By Anne Cosgrove
Published in the March 2014 issue of Today’s Facility Manager
Please describe the facilities in the Douglas County School District. What are your responsibilities for the district?
Our schools comprise more than 6.5 million square feet. The district contains 47 elementary schools, nine middle schools, nine high schools, 13 charter schools, two magnet schools, one alternative high school, one night high school, one online school, and 62 preschool locations. Historically, Douglas County has been one of the fastest growing counties in the nation. Since 2008, growth has slowed down, but now residential development is increasing, and that will bring more students to the district.
My department manages facility assessments, long range capital planning for facilities and equipment, and design and construction of our schools as well as renovation projects.
Please describe this most recent daylighting project. What were the motivating factors and goals?
Completed in August 2013, this project involved five of the oldest elementary schools in the district. These are one story buildings, originally constructed between the 1950s and the 1970s. These are sound, solid buildings, but some of the rooms were dark, and we wanted to bring them up to date with the daylighting standards we use for new construction. Since 2006, we have had prototypes for new construction, and these documents include standards on the equipment and systems installed in our schools. Part of the standard for new construction has been to include daylighting.

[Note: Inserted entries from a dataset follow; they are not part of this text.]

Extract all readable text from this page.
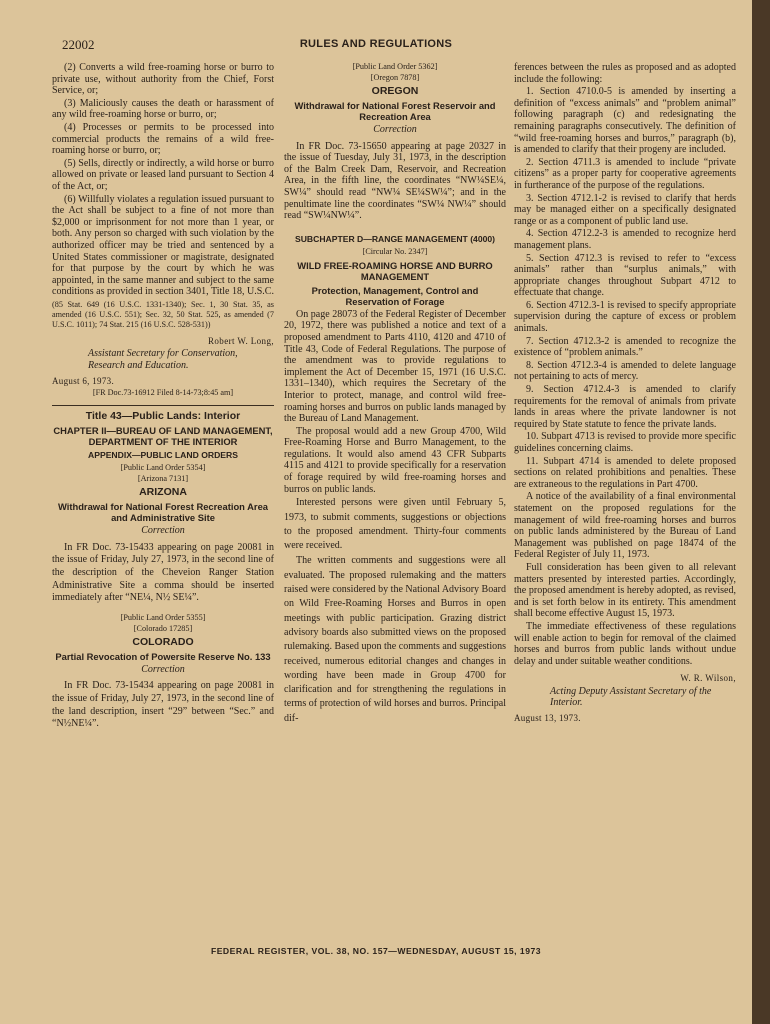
22002	RULES AND REGULATIONS

(2) Converts a wild free-roaming horse or burro to private use, without authority from the Chief, Forst Service, or;

(3) Maliciously causes the death or harassment of any wild free-roaming horse or burro, or;

(4) Processes or permits to be processed into commercial products the remains of a wild free-roaming horse or burro, or;

(5) Sells, directly or indirectly, a wild horse or burro allowed on private or leased land pursuant to Section 4 of the Act, or;

(6) Willfully violates a regulation issued pursuant to the Act shall be subject to a fine of not more than $2,000 or imprisonment for not more than 1 year, or both. Any person so charged with such violation by the authorized officer may be tried and sentenced by a United States commissioner or magistrate, designated for that purpose by the court by which he was appointed, in the same manner and subject to the same conditions as provided in section 3401, Title 18, U.S.C.

(85 Stat. 649 (16 U.S.C. 1331-1340); Sec. 1, 30 Stat. 35, as amended (16 U.S.C. 551); Sec. 32, 50 Stat. 525, as amended (7 U.S.C. 1011); 74 Stat. 215 (16 U.S.C. 528-531))

Robert W. Long,

Assistant Secretary for Conservation, Research and Education.

August 6, 1973.

[FR Doc.73-16912 Filed 8-14-73;8:45 am]

Title 43—Public Lands: Interior
CHAPTER II—BUREAU OF LAND MANAGEMENT, DEPARTMENT OF THE INTERIOR
APPENDIX—PUBLIC LAND ORDERS

[Public Land Order 5354]

[Arizona 7131]

ARIZONA
Withdrawal for National Forest Recreation Area and Administrative Site

Correction

In FR Doc. 73-15433 appearing on page 20081 in the issue of Friday, July 27, 1973, in the second line of the description of the Cheveion Ranger Station Administrative Site a comma should be inserted immediately after “NE¼, N½ SE¼”.

[Public Land Order 5355]

[Colorado 17285]

COLORADO
Partial Revocation of Powersite Reserve No. 133

Correction

In FR Doc. 73-15434 appearing on page 20081 in the issue of Friday, July 27, 1973, in the second line of the land description, insert “29” between “Sec.” and “N½NE¼”.

[Public Land Order 5362]

[Oregon 7878]

OREGON
Withdrawal for National Forest Reservoir and Recreation Area

Correction

In FR Doc. 73-15650 appearing at page 20327 in the issue of Tuesday, July 31, 1973, in the description of the Balm Creek Dam, Reservoir, and Recreation Area, in the fifth line, the coordinates “NW¼SE¼, SW¼” should read “NW¼ SE¼SW¼”; and in the penultimate line the coordinates “SW¼ NW¼” should read “SW¼NW¼”.

SUBCHAPTER D—RANGE MANAGEMENT (4000)

[Circular No. 2347]

WILD FREE-ROAMING HORSE AND BURRO MANAGEMENT
Protection, Management, Control and Reservation of Forage

On page 28073 of the Federal Register of December 20, 1972, there was published a notice and text of a proposed amendment to Parts 4110, 4120 and 4710 of Title 43, Code of Federal Regulations. The purpose of the amendment was to provide regulations to implement the Act of December 15, 1971 (16 U.S.C. 1331–1340), which requires the Secretary of the Interior to protect, manage, and control wild free-roaming horses and burros on public lands managed by the Bureau of Land Management.

The proposal would add a new Group 4700, Wild Free-Roaming Horse and Burro Management, to the regulations. It would also amend 43 CFR Subparts 4115 and 4121 to provide specifically for a reservation of forage required by wild free-roaming horses and burros on public lands.

Interested persons were given until February 5, 1973, to submit comments, suggestions or objections to the proposed amendment. Thirty-four comments were received.

The written comments and suggestions were all evaluated. The proposed rulemaking and the matters raised were considered by the National Advisory Board on Wild Free-Roaming Horses and Burros in open meetings with public participation. Grazing district advisory boards also submitted views on the proposed rulemaking. Based upon the comments and suggestions received, numerous editorial changes and changes in wording have been made in Group 4700 for clarification and for strengthening the regulations in terms of protection of wild horses and burros. Principal dif-

ferences between the rules as proposed and as adopted include the following:

1. Section 4710.0-5 is amended by inserting a definition of “excess animals” and “problem animal” following paragraph (c) and redesignating the remaining paragraphs consecutively. The definition of “wild free-roaming horses and burros,” paragraph (b), is amended to clarify that their progeny are included.

2. Section 4711.3 is amended to include “private citizens” as a proper party for cooperative agreements in furtherance of the purpose of the regulations.

3. Section 4712.1-2 is revised to clarify that herds may be managed either on a specifically designated range or as a component of public land use.

4. Section 4712.2-3 is amended to recognize herd management plans.

5. Section 4712.3 is revised to refer to “excess animals” rather than “surplus animals,” with appropriate changes throughout Subpart 4712 to effectuate that change.

6. Section 4712.3-1 is revised to specify appropriate supervision during the capture of excess or problem animals.

7. Section 4712.3-2 is amended to recognize the existence of “problem animals.”

8. Section 4712.3-4 is amended to delete language not pertaining to acts of mercy.

9. Section 4712.4-3 is amended to clarify requirements for the removal of animals from private lands in areas where the private landowner is not required by State statute to fence the private lands.

10. Subpart 4713 is revised to provide more specific guidelines concerning claims.

11. Subpart 4714 is amended to delete proposed sections on related prohibitions and penalties. These are extraneous to the regulations in Part 4700.

A notice of the availability of a final environmental statement on the proposed regulations for the management of wild free-roaming horses and burros on public lands administered by the Bureau of Land Management was published on page 18474 of the Federal Register of July 11, 1973.

Full consideration has been given to all relevant matters presented by interested parties. Accordingly, the proposed amendment is hereby adopted, as revised, and is set forth below in its entirety. This amendment shall become effective August 15, 1973.

The immediate effectiveness of these regulations will enable action to begin for removal of the claimed horses and burros from public lands without undue delay and under suitable weather conditions.

W. R. Wilson,

Acting Deputy Assistant Secretary of the Interior.

August 13, 1973.

FEDERAL REGISTER, VOL. 38, NO. 157—WEDNESDAY, AUGUST 15, 1973
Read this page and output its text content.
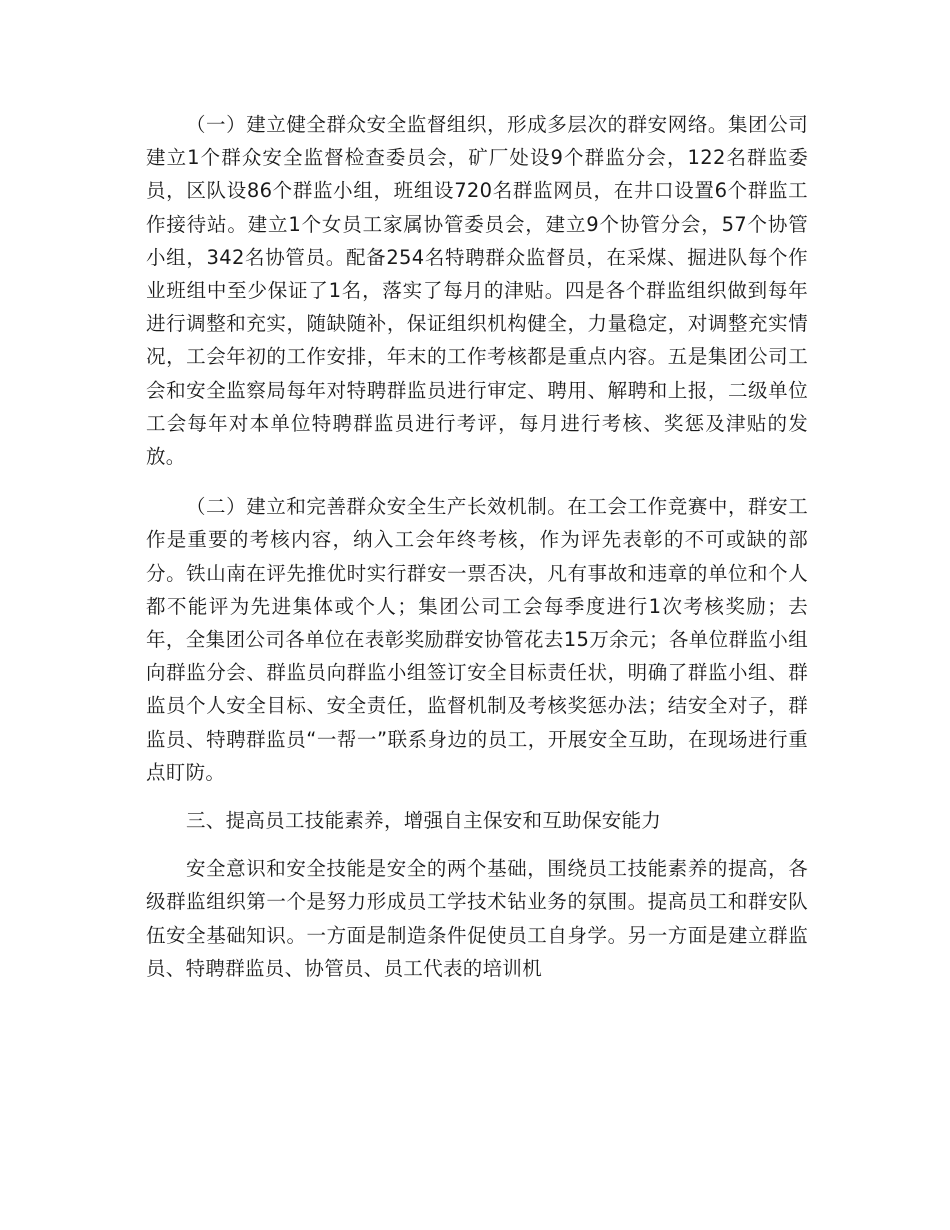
（一）建立健全群众安全监督组织，形成多层次的群安网络。集团公司建立1个群众安全监督检查委员会，矿厂处设9个群监分会，122名群监委员，区队设86个群监小组，班组设720名群监网员，在井口设置6个群监工作接待站。建立1个女员工家属协管委员会，建立9个协管分会，57个协管小组，342名协管员。配备254名特聘群众监督员，在采煤、掘进队每个作业班组中至少保证了1名，落实了每月的津贴。四是各个群监组织做到每年进行调整和充实，随缺随补，保证组织机构健全，力量稳定，对调整充实情况，工会年初的工作安排，年末的工作考核都是重点内容。五是集团公司工会和安全监察局每年对特聘群监员进行审定、聘用、解聘和上报，二级单位工会每年对本单位特聘群监员进行考评，每月进行考核、奖惩及津贴的发放。

（二）建立和完善群众安全生产长效机制。在工会工作竞赛中，群安工作是重要的考核内容，纳入工会年终考核，作为评先表彰的不可或缺的部分。铁山南在评先推优时实行群安一票否决，凡有事故和违章的单位和个人都不能评为先进集体或个人；集团公司工会每季度进行1次考核奖励；去年，全集团公司各单位在表彰奖励群安协管花去15万余元；各单位群监小组向群监分会、群监员向群监小组签订安全目标责任状，明确了群监小组、群监员个人安全目标、安全责任，监督机制及考核奖惩办法；结安全对子，群监员、特聘群监员“一帮一”联系身边的员工，开展安全互助，在现场进行重点盯防。

三、提高员工技能素养，增强自主保安和互助保安能力

安全意识和安全技能是安全的两个基础，围绕员工技能素养的提高，各级群监组织第一个是努力形成员工学技术钻业务的氛围。提高员工和群安队伍安全基础知识。一方面是制造条件促使员工自身学。另一方面是建立群监员、特聘群监员、协管员、员工代表的培训机
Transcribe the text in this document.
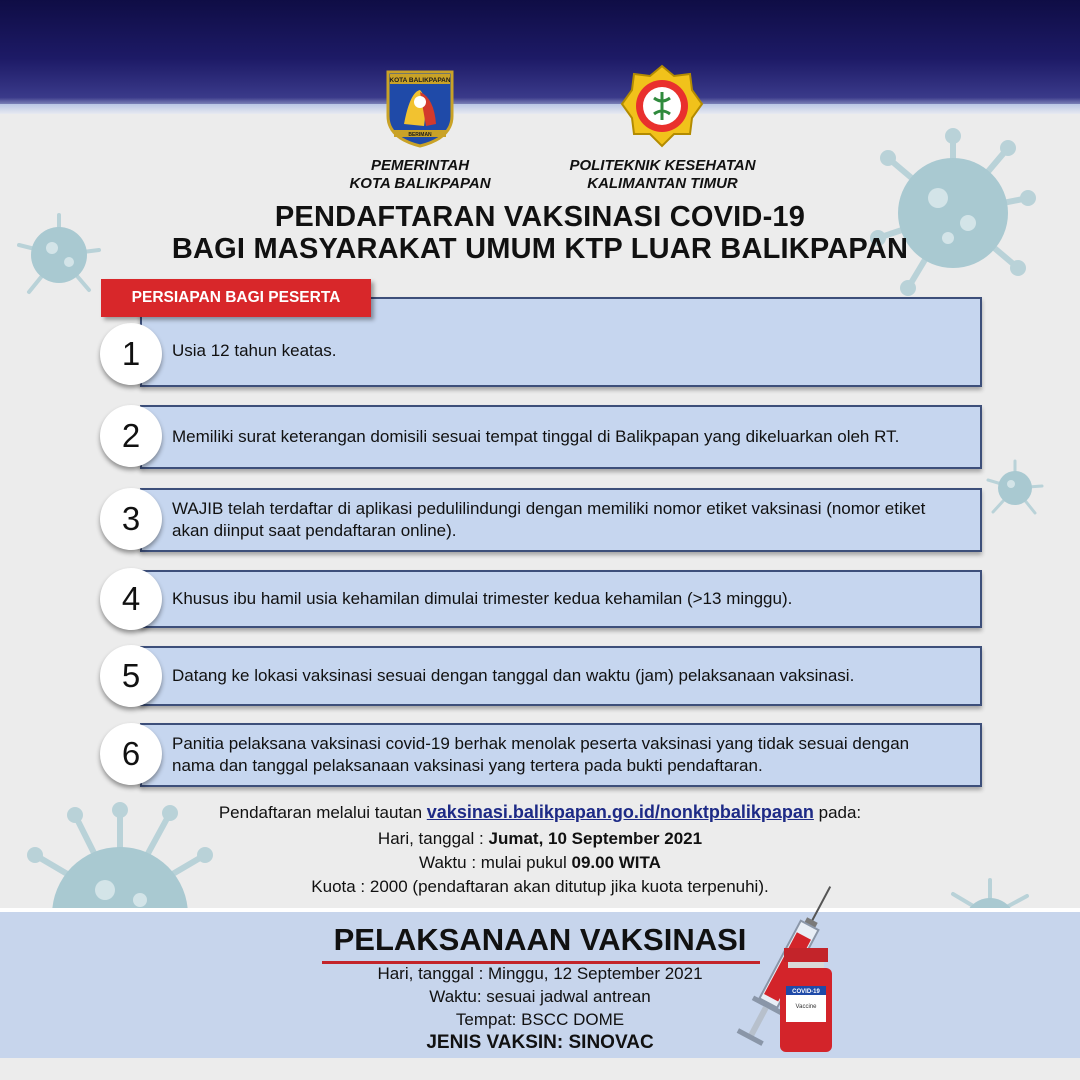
KOTA BALIKPAPAN
BERIMAN
PEMERINTAH
KOTA BALIKPAPAN
POLITEKNIK KESEHATAN
KALIMANTAN TIMUR
PENDAFTARAN VAKSINASI COVID-19
BAGI MASYARAKAT UMUM KTP LUAR BALIKPAPAN
PERSIAPAN BAGI PESERTA
Usia 12 tahun keatas.
1
Memiliki surat keterangan domisili sesuai tempat tinggal di Balikpapan yang dikeluarkan oleh RT.
2
WAJIB telah terdaftar di aplikasi pedulilindungi dengan memiliki nomor etiket vaksinasi (nomor etiket akan diinput saat pendaftaran online).
3
Khusus ibu hamil usia kehamilan dimulai trimester kedua kehamilan (>13 minggu).
4
Datang ke lokasi vaksinasi sesuai dengan tanggal dan waktu (jam) pelaksanaan vaksinasi.
5
Panitia pelaksana vaksinasi covid-19 berhak menolak peserta vaksinasi yang tidak sesuai dengan nama dan tanggal pelaksanaan vaksinasi yang tertera pada bukti pendaftaran.
6
Pendaftaran melalui tautan vaksinasi.balikpapan.go.id/nonktpbalikpapan pada:
Hari, tanggal : Jumat, 10 September 2021
Waktu : mulai pukul 09.00 WITA
Kuota : 2000 (pendaftaran akan ditutup jika kuota terpenuhi).
PELAKSANAAN VAKSINASI
Hari, tanggal : Minggu, 12 September 2021
Waktu: sesuai jadwal antrean
Tempat: BSCC DOME
JENIS VAKSIN: SINOVAC
COVID-19
Vaccine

This latest installation includes a mix of tubular daylighting systems from Solatube, skylights, and clerestory windows. Three of the schools were outfitted with the tubular daylighting. Established as part of our daylighting standard in 2006, these systems disperse light through magnified lenses, and this really brightens up the rooms. We have found the tubular systems are the best way to deliver natural daylight directly into classrooms. We focused on retrofitting all the classrooms first, and then also added the systems to common spaces and the libraries. The Northeast Elementary School has 86 Solatube units (two models); Sedalia Elementary School received 164 units (two models); and Acres Green Elementary School has been outfitted with 185 units. For new schools, we install, on average, two tubular units in each classroom. However, for this project we specified as many as six units in a classroom, since the older schools do not have some other design aspects that bring in light (such as reflective ceilings).
The most important motivator in increasing natural light through daylighting was to enhance student performance and student, staff, and community morale. Daylighting provides a connection to the outdoors, which is proven to improve performance and morale.
But the other reason was to save valuable, and limited, utility dollars. Since our utilities are funded from the district’s General Fund, the savings we get can go directly into the classroom—for technology, textbooks, and equipment, and even for teacher salaries.
How did you research the options for daylighting products? And how did you arrive at the final decision?
Regarding the tubular daylighting, these specific systems have been part of our prototype since 2006. And we have them installed in other schools. Factors that played into the decision back then, and why we continue to use them, include references from the manufacturer’s warranty to the durability, maintainability, and, now, past performance.
In 2006 we had a design competition to establish a new elementary school prototype—you build the same school each time, adapting it to the site. This saves approximately 25% design time and about 15% to 20% in construction costs. This has also standardized our building components so our maintainers are familiar with the items, and we can keep those items in stock.
Key components we focused on in that competition were sustainability and energy performance. There were specific criteria, and this required competing architects to do energy modeling on their concept designs. We established a threshold for energy consumption, in kBtus per square foot per year. We are at about 30 kBtus per square foot annually with the current prototype.
After we established the new prototype, we partnered with the Colorado Energy Office and held a design charrette with the Institute for the Built Environment. The goal was to refine the design further for energy reductions. So, to recap, we used prequalified architects and their subconsultants (such as mechanical and electrical engineers), and we partnered with the state.
We do try to achieve LEED Gold in our designs for new construction, but we do not pursue the certification because of the cost. After construction we test and balance every building; we also have a third-party commissioning agent for every new school to refine the mechanical systems further and provide independent opinion of the energy use, the balancing, controls, and if the systems are being operated as designed.
What have the results been?
To date, since the installation was complete in August 2013, we are seeing an approximately 15% savings in lighting utility costs in those five schools, when compared to the year before. In these, and the other schools where daylighting has been implemented, it is rare to have artificial lights on during a sunny day. Our standards also call for lighting controls, so we do not rely on occupants to turn the lights off, if there is enough natural lights in a school. That is another way we are reducing energy consumption and costs.